Noah’s Ark recently welcomed the opportunity to comment on the Independent Review of the National Disability Insurance Scheme (NDIS). In recognising that the NDIS is a generous funding program, there are many issues for children with disabilities and their families in the way the NDIS is currently implemented.

The purpose of the paper was to discuss the lack of an Australian blueprint or strategy for children with disabilities and their families. The absence of such a policy framework has had a significant impact on both the design or the NDIS and its implementation. While such a strategy should be broader than individual funding programs such as the NDIS, the nature of an NDIS for children means it will be most beneficial when it operates within a framework and design that allows it to complement how children with disabilities are supported within their families, community and learning environments.
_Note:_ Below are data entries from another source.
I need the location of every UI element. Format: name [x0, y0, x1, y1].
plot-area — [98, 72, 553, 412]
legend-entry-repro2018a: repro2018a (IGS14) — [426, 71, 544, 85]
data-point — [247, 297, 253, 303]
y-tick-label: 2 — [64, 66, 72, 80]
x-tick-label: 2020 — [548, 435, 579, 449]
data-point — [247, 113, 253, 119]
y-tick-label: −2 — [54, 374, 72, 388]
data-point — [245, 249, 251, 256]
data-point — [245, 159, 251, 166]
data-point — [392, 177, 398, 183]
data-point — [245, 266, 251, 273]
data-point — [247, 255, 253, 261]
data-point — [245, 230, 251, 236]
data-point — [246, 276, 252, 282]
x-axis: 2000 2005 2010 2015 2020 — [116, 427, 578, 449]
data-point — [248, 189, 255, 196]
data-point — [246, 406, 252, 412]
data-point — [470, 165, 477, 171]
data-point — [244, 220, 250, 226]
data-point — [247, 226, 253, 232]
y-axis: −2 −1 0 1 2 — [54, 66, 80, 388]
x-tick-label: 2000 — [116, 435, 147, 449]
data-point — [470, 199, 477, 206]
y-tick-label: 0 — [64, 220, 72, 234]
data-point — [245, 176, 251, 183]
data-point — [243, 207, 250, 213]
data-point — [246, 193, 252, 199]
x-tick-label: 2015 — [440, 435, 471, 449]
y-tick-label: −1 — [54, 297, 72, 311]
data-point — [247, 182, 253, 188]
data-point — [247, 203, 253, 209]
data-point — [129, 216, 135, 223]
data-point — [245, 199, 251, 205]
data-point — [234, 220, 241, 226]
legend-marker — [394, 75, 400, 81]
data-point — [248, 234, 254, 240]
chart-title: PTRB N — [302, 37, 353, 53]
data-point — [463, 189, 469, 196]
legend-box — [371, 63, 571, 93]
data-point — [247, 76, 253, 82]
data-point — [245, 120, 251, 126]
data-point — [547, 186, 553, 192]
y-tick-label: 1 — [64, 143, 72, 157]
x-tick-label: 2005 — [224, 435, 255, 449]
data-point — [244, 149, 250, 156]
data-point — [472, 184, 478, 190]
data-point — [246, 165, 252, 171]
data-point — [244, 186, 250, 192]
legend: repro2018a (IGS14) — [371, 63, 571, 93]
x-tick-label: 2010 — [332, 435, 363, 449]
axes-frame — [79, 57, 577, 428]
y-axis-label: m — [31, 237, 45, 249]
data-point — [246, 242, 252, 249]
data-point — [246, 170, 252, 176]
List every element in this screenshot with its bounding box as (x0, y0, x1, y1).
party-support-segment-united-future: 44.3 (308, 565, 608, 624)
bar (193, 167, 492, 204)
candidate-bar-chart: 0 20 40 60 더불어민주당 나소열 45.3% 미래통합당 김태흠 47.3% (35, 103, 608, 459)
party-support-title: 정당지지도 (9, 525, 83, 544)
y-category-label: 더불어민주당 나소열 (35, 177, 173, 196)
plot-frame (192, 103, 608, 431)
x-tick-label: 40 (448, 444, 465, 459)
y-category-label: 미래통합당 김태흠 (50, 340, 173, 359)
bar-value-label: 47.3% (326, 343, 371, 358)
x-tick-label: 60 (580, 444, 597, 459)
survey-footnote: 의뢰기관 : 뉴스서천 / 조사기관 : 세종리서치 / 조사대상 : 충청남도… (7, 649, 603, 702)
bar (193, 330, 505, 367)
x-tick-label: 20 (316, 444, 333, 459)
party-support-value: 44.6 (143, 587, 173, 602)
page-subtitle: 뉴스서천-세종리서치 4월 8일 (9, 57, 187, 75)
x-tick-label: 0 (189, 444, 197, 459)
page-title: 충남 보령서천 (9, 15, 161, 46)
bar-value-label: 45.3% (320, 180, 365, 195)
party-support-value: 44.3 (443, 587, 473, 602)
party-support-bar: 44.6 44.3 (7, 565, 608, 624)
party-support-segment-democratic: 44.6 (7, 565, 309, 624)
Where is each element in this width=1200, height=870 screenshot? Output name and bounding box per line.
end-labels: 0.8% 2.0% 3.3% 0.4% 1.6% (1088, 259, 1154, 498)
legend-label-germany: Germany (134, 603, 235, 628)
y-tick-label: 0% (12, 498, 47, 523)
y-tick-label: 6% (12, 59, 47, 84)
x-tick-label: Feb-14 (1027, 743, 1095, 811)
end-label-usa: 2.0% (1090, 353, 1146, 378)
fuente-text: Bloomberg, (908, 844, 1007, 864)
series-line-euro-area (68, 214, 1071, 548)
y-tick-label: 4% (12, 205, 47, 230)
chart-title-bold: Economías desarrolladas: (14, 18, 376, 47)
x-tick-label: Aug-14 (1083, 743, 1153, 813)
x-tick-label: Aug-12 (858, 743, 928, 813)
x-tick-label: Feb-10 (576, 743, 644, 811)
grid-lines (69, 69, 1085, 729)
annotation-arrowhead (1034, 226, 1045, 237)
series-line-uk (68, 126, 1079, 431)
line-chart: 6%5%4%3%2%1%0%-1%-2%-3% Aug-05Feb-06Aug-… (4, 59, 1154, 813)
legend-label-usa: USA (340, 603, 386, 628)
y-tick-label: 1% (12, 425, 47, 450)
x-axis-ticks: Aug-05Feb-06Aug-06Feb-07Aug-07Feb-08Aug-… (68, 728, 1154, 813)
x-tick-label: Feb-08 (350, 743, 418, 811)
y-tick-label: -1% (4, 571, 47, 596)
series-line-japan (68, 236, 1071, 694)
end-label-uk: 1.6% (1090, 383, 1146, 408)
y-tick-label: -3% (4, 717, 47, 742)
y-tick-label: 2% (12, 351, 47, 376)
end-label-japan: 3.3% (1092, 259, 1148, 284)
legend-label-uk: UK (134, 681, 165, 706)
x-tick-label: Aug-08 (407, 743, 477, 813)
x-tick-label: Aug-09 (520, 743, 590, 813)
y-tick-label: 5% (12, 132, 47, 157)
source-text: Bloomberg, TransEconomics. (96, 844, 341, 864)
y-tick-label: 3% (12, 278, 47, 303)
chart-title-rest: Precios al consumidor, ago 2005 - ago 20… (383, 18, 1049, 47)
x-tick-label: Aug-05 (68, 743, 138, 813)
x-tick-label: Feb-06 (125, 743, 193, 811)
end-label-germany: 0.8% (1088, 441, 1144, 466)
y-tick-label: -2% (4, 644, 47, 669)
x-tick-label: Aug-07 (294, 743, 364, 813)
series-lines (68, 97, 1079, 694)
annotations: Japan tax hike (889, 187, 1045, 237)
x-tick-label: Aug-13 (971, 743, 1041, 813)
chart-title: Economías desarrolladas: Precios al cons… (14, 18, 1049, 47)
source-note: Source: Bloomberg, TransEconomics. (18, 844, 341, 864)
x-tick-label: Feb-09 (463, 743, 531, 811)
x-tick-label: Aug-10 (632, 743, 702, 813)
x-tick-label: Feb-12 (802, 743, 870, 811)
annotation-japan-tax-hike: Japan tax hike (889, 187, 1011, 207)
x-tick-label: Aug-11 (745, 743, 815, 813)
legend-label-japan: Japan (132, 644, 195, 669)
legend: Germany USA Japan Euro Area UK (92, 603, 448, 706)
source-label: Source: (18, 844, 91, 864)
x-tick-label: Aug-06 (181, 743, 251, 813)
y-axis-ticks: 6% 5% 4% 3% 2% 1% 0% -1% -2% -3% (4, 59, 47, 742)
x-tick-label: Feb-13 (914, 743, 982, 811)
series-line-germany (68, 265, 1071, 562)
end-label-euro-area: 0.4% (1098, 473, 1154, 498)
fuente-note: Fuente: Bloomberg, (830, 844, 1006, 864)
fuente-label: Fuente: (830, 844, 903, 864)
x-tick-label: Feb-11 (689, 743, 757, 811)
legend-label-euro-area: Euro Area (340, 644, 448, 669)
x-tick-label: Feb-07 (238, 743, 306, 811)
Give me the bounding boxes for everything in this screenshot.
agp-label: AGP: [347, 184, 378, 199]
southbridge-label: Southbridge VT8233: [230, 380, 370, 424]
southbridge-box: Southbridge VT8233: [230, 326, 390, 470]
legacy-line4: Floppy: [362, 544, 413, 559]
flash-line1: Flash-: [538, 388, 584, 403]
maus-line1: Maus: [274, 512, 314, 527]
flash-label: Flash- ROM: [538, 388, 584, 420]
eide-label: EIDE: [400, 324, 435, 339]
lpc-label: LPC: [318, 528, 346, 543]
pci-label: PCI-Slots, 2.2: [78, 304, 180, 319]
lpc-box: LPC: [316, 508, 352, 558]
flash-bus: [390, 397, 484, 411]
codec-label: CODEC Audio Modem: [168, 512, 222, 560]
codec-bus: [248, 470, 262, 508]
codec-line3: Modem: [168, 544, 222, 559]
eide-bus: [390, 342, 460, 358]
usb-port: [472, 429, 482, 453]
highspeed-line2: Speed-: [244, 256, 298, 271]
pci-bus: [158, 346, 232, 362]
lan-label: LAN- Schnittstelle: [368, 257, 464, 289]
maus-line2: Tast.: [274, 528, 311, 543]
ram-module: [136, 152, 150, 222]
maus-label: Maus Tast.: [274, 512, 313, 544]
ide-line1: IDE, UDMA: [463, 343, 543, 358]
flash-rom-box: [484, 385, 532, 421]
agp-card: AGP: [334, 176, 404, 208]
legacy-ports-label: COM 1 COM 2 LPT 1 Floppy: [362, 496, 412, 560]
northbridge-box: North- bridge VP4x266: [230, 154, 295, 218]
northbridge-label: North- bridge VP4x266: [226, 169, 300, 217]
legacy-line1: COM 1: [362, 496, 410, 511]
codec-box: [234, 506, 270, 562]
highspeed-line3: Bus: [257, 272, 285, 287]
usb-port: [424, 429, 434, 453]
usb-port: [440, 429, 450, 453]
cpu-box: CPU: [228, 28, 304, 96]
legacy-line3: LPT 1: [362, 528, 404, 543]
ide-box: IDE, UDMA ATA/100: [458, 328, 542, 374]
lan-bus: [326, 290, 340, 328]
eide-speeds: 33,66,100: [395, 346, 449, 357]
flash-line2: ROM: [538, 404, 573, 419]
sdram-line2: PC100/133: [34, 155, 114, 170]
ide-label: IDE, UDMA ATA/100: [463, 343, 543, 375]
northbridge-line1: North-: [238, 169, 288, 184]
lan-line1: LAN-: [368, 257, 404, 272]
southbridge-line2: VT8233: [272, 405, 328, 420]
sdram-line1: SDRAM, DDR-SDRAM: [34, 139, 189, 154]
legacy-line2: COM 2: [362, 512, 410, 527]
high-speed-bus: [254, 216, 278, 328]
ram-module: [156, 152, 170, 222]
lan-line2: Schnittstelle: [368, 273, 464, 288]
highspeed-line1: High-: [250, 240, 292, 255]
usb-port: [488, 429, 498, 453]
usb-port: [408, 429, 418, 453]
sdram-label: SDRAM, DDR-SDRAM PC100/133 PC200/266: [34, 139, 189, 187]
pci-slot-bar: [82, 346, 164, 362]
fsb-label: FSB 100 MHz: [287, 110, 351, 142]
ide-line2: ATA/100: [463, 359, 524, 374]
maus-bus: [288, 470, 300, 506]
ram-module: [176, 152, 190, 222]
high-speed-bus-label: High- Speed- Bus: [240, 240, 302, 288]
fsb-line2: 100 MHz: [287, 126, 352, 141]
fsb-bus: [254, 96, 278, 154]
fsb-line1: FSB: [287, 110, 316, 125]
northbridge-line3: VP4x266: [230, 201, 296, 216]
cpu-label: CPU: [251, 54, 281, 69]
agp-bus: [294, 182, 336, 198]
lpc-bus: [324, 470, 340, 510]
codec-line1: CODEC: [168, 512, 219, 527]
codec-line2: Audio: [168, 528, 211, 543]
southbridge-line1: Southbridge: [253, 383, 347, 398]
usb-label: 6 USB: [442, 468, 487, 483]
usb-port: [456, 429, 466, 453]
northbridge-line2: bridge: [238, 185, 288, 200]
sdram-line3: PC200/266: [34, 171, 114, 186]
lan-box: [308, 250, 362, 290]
The NDIS is a key resource for young children and their families. However, it sits alongside other major systems, particularly education and health. It is unclear how a NDIS market for children can be effectively commissioned without there being clarity about the role of the NDIS within a broader strategy. This includes clarifying its intersection with families, the community, and educational services.

The submission concluded that the development of a national strategy for children with disabilities is critical for the development of the NDIS at several levels, considering sustainability and aligning the NDIS to what benefits children.

The way in which the NDIS has been established is having consequences which are not in the interests of children with disabilities or their families. These consequences are related to parent wellbeing, the intersection between the NDIS and schools and service coordination.

A NDIS that operates within the context of a national framework for children with disabilities would be designed in a way that complements the other components of a child’s life, including their family, community, and educational settings. That would lead to a truly world-class service.